Unfortunately, there are still negative societal and perceived stigmas around anxiety. This disorder is commonly dismissed as temporary stress that resolves itself after a stressful situation has passed. However, what too many people don’t realize is that stress does not cause anxiety. It can certainly enhance the symptoms of the disorder, but there are deeper factors at play. Those of us who have suffered from anxiety, know that it is something that is always lingering. It can be mentally crippling, and emotionally draining. It can cause an individual to internalize, overthink and expect the worst out of every situation, even with complete and utter lack of reasoning. With these symptoms, people with anxiety are sometimes viewed just being “dramatic”, “emotional” or “irrational”. Those kinds of societal stigmas tend to reflect as perceived stigmas, which can be extremely damaging to an individual’s psyche. With the lack of understanding around anxiety disorder, it seems to be common for someone with anxiety to think that there is something wrong with them, or that he or she “is just messed up”. This mentality can lead to a negative self-image and the reluctance to seek proper care, which is essential in managing a life with anxiety.
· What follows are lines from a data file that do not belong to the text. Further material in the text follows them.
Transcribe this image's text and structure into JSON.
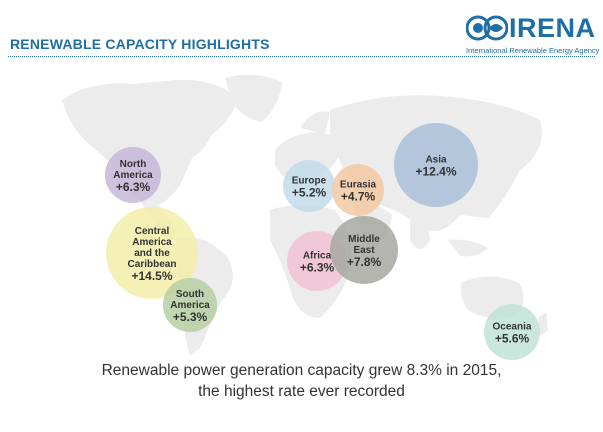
{
  "header": {
    "title": "RENEWABLE CAPACITY HIGHLIGHTS",
    "logo_text": "IRENA",
    "logo_subtitle": "International Renewable Energy Agency"
  },
  "colors": {
    "brand": "#1d6fa5",
    "map": "#ececec",
    "text": "#333333"
  },
  "chart_data": {
    "type": "bubble-map",
    "unit": "%",
    "regions": [
      {
        "name": "North America",
        "lines": [
          "North",
          "America"
        ],
        "value": 6.3,
        "label": "+6.3%",
        "color": "#c5b7d8"
      },
      {
        "name": "Central America and the Caribbean",
        "lines": [
          "Central",
          "America",
          "and the",
          "Caribbean"
        ],
        "value": 14.5,
        "label": "+14.5%",
        "color": "#f3efa9"
      },
      {
        "name": "South America",
        "lines": [
          "South",
          "America"
        ],
        "value": 5.3,
        "label": "+5.3%",
        "color": "#b7cfa3"
      },
      {
        "name": "Europe",
        "lines": [
          "Europe"
        ],
        "value": 5.2,
        "label": "+5.2%",
        "color": "#c3dcea"
      },
      {
        "name": "Eurasia",
        "lines": [
          "Eurasia"
        ],
        "value": 4.7,
        "label": "+4.7%",
        "color": "#f4c9a3"
      },
      {
        "name": "Africa",
        "lines": [
          "Africa"
        ],
        "value": 6.3,
        "label": "+6.3%",
        "color": "#f2c2d4"
      },
      {
        "name": "Middle East",
        "lines": [
          "Middle",
          "East"
        ],
        "value": 7.8,
        "label": "+7.8%",
        "color": "#a8a8a2"
      },
      {
        "name": "Asia",
        "lines": [
          "Asia"
        ],
        "value": 12.4,
        "label": "+12.4%",
        "color": "#a9bfd8"
      },
      {
        "name": "Oceania",
        "lines": [
          "Oceania"
        ],
        "value": 5.6,
        "label": "+5.6%",
        "color": "#bfe3d6"
      }
    ]
  },
  "caption": {
    "line1": "Renewable power generation capacity grew 8.3% in 2015,",
    "line2": "the highest rate ever recorded"
  }
}
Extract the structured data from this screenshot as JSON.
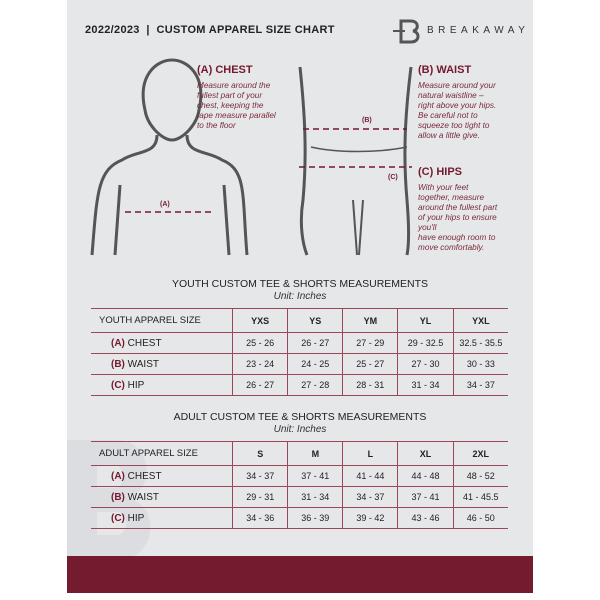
{
  "header": {
    "title": "2022/2023  |  CUSTOM APPAREL SIZE CHART",
    "brand": "BREAKAWAY",
    "logo_letter": "B"
  },
  "guide": {
    "chest": {
      "heading": "(A) CHEST",
      "lines": [
        "Measure around the",
        "fullest part of your",
        "chest, keeping the",
        "tape measure parallel",
        "to the floor"
      ],
      "marker": "(A)"
    },
    "waist": {
      "heading": "(B) WAIST",
      "lines": [
        "Measure around your",
        "natural waistline –",
        "right above your hips.",
        "Be careful not to",
        "squeeze too tight to",
        "allow a little give."
      ],
      "marker": "(B)"
    },
    "hips": {
      "heading": "(C) HIPS",
      "lines": [
        "With your feet",
        "together, measure",
        "around the fullest part",
        "of your hips to ensure",
        "you'll",
        "have enough room to",
        "move comfortably."
      ],
      "marker": "(C)"
    }
  },
  "youth": {
    "title": "YOUTH CUSTOM TEE & SHORTS MEASUREMENTS",
    "unit": "Unit: Inches",
    "header": [
      "YOUTH APPAREL SIZE",
      "YXS",
      "YS",
      "YM",
      "YL",
      "YXL"
    ],
    "rows": [
      {
        "code": "(A)",
        "name": "CHEST",
        "values": [
          "25 - 26",
          "26 - 27",
          "27 - 29",
          "29 - 32.5",
          "32.5 - 35.5"
        ]
      },
      {
        "code": "(B)",
        "name": "WAIST",
        "values": [
          "23 - 24",
          "24 - 25",
          "25 - 27",
          "27 - 30",
          "30 - 33"
        ]
      },
      {
        "code": "(C)",
        "name": "HIP",
        "values": [
          "26 - 27",
          "27 - 28",
          "28 - 31",
          "31 - 34",
          "34 - 37"
        ]
      }
    ]
  },
  "adult": {
    "title": "ADULT CUSTOM TEE & SHORTS MEASUREMENTS",
    "unit": "Unit: Inches",
    "header": [
      "ADULT APPAREL SIZE",
      "S",
      "M",
      "L",
      "XL",
      "2XL"
    ],
    "rows": [
      {
        "code": "(A)",
        "name": "CHEST",
        "values": [
          "34 - 37",
          "37 - 41",
          "41 - 44",
          "44 - 48",
          "48 - 52"
        ]
      },
      {
        "code": "(B)",
        "name": "WAIST",
        "values": [
          "29 - 31",
          "31 - 34",
          "34 - 37",
          "37 - 41",
          "41 - 45.5"
        ]
      },
      {
        "code": "(C)",
        "name": "HIP",
        "values": [
          "34 - 36",
          "36 - 39",
          "39 - 42",
          "43 - 46",
          "46 - 50"
        ]
      }
    ]
  },
  "colors": {
    "accent": "#741b30",
    "background": "#e6e7e9"
  }
}
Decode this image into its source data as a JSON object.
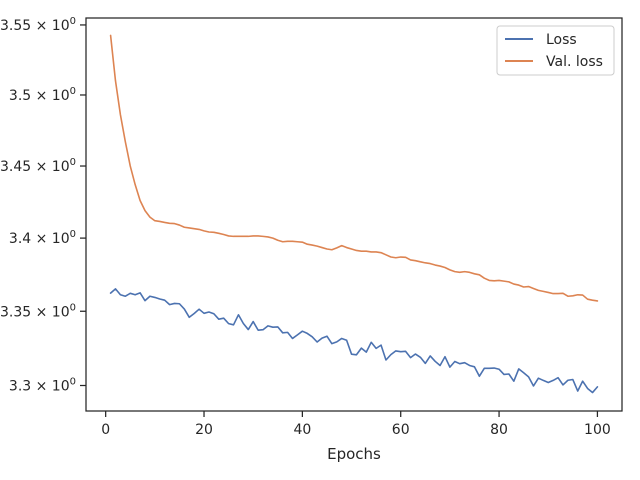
{
  "chart_data": {
    "type": "line",
    "title": "",
    "xlabel": "Epochs",
    "ylabel": "",
    "xlim": [
      -4,
      105
    ],
    "ylim": [
      3.283,
      3.555
    ],
    "yscale": "log",
    "grid": false,
    "legend_position": "top-right",
    "x_ticks": [
      {
        "value": 0,
        "label": "0"
      },
      {
        "value": 20,
        "label": "20"
      },
      {
        "value": 40,
        "label": "40"
      },
      {
        "value": 60,
        "label": "60"
      },
      {
        "value": 80,
        "label": "80"
      },
      {
        "value": 100,
        "label": "100"
      }
    ],
    "y_ticks": [
      {
        "value": 3.3,
        "mantissa": "3.3"
      },
      {
        "value": 3.35,
        "mantissa": "3.35"
      },
      {
        "value": 3.4,
        "mantissa": "3.4"
      },
      {
        "value": 3.45,
        "mantissa": "3.45"
      },
      {
        "value": 3.5,
        "mantissa": "3.5"
      },
      {
        "value": 3.55,
        "mantissa": "3.55"
      }
    ],
    "y_tick_suffix": "× 10",
    "y_tick_exponent": "0",
    "x": [
      1,
      2,
      3,
      4,
      5,
      6,
      7,
      8,
      9,
      10,
      11,
      12,
      13,
      14,
      15,
      16,
      17,
      18,
      19,
      20,
      21,
      22,
      23,
      24,
      25,
      26,
      27,
      28,
      29,
      30,
      31,
      32,
      33,
      34,
      35,
      36,
      37,
      38,
      39,
      40,
      41,
      42,
      43,
      44,
      45,
      46,
      47,
      48,
      49,
      50,
      51,
      52,
      53,
      54,
      55,
      56,
      57,
      58,
      59,
      60,
      61,
      62,
      63,
      64,
      65,
      66,
      67,
      68,
      69,
      70,
      71,
      72,
      73,
      74,
      75,
      76,
      77,
      78,
      79,
      80,
      81,
      82,
      83,
      84,
      85,
      86,
      87,
      88,
      89,
      90,
      91,
      92,
      93,
      94,
      95,
      96,
      97,
      98,
      99,
      100
    ],
    "series": [
      {
        "name": "Loss",
        "color": "#4c72b0",
        "values": [
          3.3623,
          3.3652,
          3.3612,
          3.3602,
          3.3622,
          3.3612,
          3.3625,
          3.3572,
          3.3602,
          3.3594,
          3.3583,
          3.3575,
          3.3545,
          3.3553,
          3.3551,
          3.3515,
          3.3459,
          3.3485,
          3.3514,
          3.3486,
          3.3495,
          3.3483,
          3.3446,
          3.3453,
          3.3416,
          3.3408,
          3.3476,
          3.3417,
          3.3376,
          3.343,
          3.3372,
          3.3375,
          3.3401,
          3.3392,
          3.3394,
          3.3354,
          3.3357,
          3.3316,
          3.334,
          3.3365,
          3.335,
          3.3327,
          3.3292,
          3.3318,
          3.3331,
          3.3281,
          3.3293,
          3.3316,
          3.3304,
          3.321,
          3.3206,
          3.3251,
          3.3224,
          3.329,
          3.3249,
          3.3271,
          3.3171,
          3.3207,
          3.3232,
          3.3227,
          3.3229,
          3.3187,
          3.3211,
          3.3189,
          3.3148,
          3.3198,
          3.3162,
          3.3134,
          3.3193,
          3.3123,
          3.3161,
          3.3146,
          3.3153,
          3.3134,
          3.3125,
          3.3062,
          3.3115,
          3.3115,
          3.3117,
          3.3109,
          3.3074,
          3.3077,
          3.3029,
          3.3111,
          3.3085,
          3.3058,
          3.2997,
          3.3049,
          3.3034,
          3.302,
          3.3034,
          3.3052,
          3.3004,
          3.3035,
          3.304,
          3.2963,
          3.3029,
          3.298,
          3.2953,
          3.2991
        ]
      },
      {
        "name": "Val. loss",
        "color": "#dd8452",
        "values": [
          3.5425,
          3.51,
          3.486,
          3.467,
          3.45,
          3.437,
          3.426,
          3.419,
          3.4145,
          3.412,
          3.4115,
          3.4108,
          3.4102,
          3.41,
          3.409,
          3.4075,
          3.407,
          3.4065,
          3.406,
          3.405,
          3.4042,
          3.404,
          3.4033,
          3.4025,
          3.4015,
          3.4012,
          3.4012,
          3.4012,
          3.4012,
          3.4015,
          3.4015,
          3.4012,
          3.4008,
          3.4,
          3.3985,
          3.3975,
          3.3978,
          3.3978,
          3.3975,
          3.3972,
          3.3958,
          3.3952,
          3.3945,
          3.3935,
          3.3925,
          3.392,
          3.3933,
          3.3948,
          3.3935,
          3.3925,
          3.3915,
          3.391,
          3.391,
          3.3905,
          3.3905,
          3.39,
          3.3885,
          3.387,
          3.3865,
          3.387,
          3.3868,
          3.385,
          3.3845,
          3.3837,
          3.383,
          3.3825,
          3.3815,
          3.3808,
          3.3798,
          3.3782,
          3.377,
          3.3765,
          3.377,
          3.3765,
          3.3755,
          3.3748,
          3.3725,
          3.371,
          3.3707,
          3.371,
          3.3705,
          3.37,
          3.3685,
          3.3678,
          3.3665,
          3.3668,
          3.3655,
          3.3642,
          3.3635,
          3.3628,
          3.362,
          3.362,
          3.3622,
          3.3602,
          3.3605,
          3.3612,
          3.361,
          3.3582,
          3.3575,
          3.357
        ]
      }
    ]
  }
}
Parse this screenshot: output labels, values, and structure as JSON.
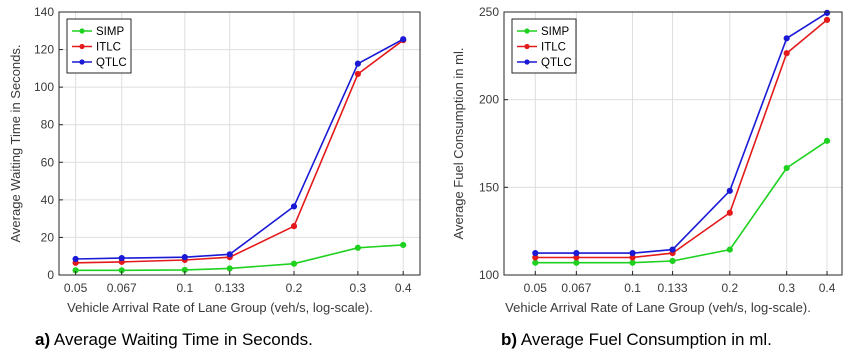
{
  "chart_data": [
    {
      "type": "line",
      "ylabel": "Average Waiting Time in Seconds.",
      "xlabel": "Vehicle Arrival Rate of Lane Group (veh/s, log-scale).",
      "xscale": "log",
      "x": [
        0.05,
        0.067,
        0.1,
        0.133,
        0.2,
        0.3,
        0.4
      ],
      "xticklabels": [
        "0.05",
        "0.067",
        "0.1",
        "0.133",
        "0.2",
        "0.3",
        "0.4"
      ],
      "ylim": [
        0,
        140
      ],
      "yticks": [
        0,
        20,
        40,
        60,
        80,
        100,
        120,
        140
      ],
      "grid": true,
      "legend": "top-left",
      "series": [
        {
          "name": "SIMP",
          "color": "#1fd11f",
          "values": [
            2.5,
            2.5,
            2.7,
            3.5,
            6,
            14.5,
            16
          ]
        },
        {
          "name": "ITLC",
          "color": "#e41a1a",
          "values": [
            6.5,
            7,
            8,
            9.5,
            26,
            107,
            125
          ]
        },
        {
          "name": "QTLC",
          "color": "#1a1ad6",
          "values": [
            8.5,
            9,
            9.5,
            11,
            36.5,
            112.5,
            125.5
          ]
        }
      ],
      "caption_prefix": "a)",
      "caption_text": " Average Waiting Time in Seconds."
    },
    {
      "type": "line",
      "ylabel": "Average Fuel Consumption in ml.",
      "xlabel": "Vehicle Arrival Rate of Lane Group (veh/s, log-scale).",
      "xscale": "log",
      "x": [
        0.05,
        0.067,
        0.1,
        0.133,
        0.2,
        0.3,
        0.4
      ],
      "xticklabels": [
        "0.05",
        "0.067",
        "0.1",
        "0.133",
        "0.2",
        "0.3",
        "0.4"
      ],
      "ylim": [
        100,
        250
      ],
      "yticks": [
        100,
        150,
        200,
        250
      ],
      "grid": true,
      "legend": "top-left",
      "series": [
        {
          "name": "SIMP",
          "color": "#1fd11f",
          "values": [
            107,
            107,
            107,
            108,
            114.5,
            161,
            176.5
          ]
        },
        {
          "name": "ITLC",
          "color": "#e41a1a",
          "values": [
            110,
            110,
            110,
            112.5,
            135.5,
            226.5,
            245.5
          ]
        },
        {
          "name": "QTLC",
          "color": "#1a1ad6",
          "values": [
            112.5,
            112.5,
            112.5,
            114.5,
            148,
            235,
            249.5
          ]
        }
      ],
      "caption_prefix": "b)",
      "caption_text": " Average Fuel Consumption in ml."
    }
  ]
}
The reality of anxiety is that it is a very genuine issue experienced by millions of individuals in the United States. It is too often misunderstood and dismissed, but no one wants to feel out of control of their emotions and health. No one wants to feel like a victim to their own mind, and no one wants to feel like they are broken beyond repair. It is absolutely vital that we talk about anxiety and educate ourselves about it. Furthermore, we need to be aware of the resources out there to manage the disorder and stop thinking of it as something that will pass on its own, because that simply isn’t how it works. By removing stigmas, and providing resources for effective care, we can create an environment for true healing and support.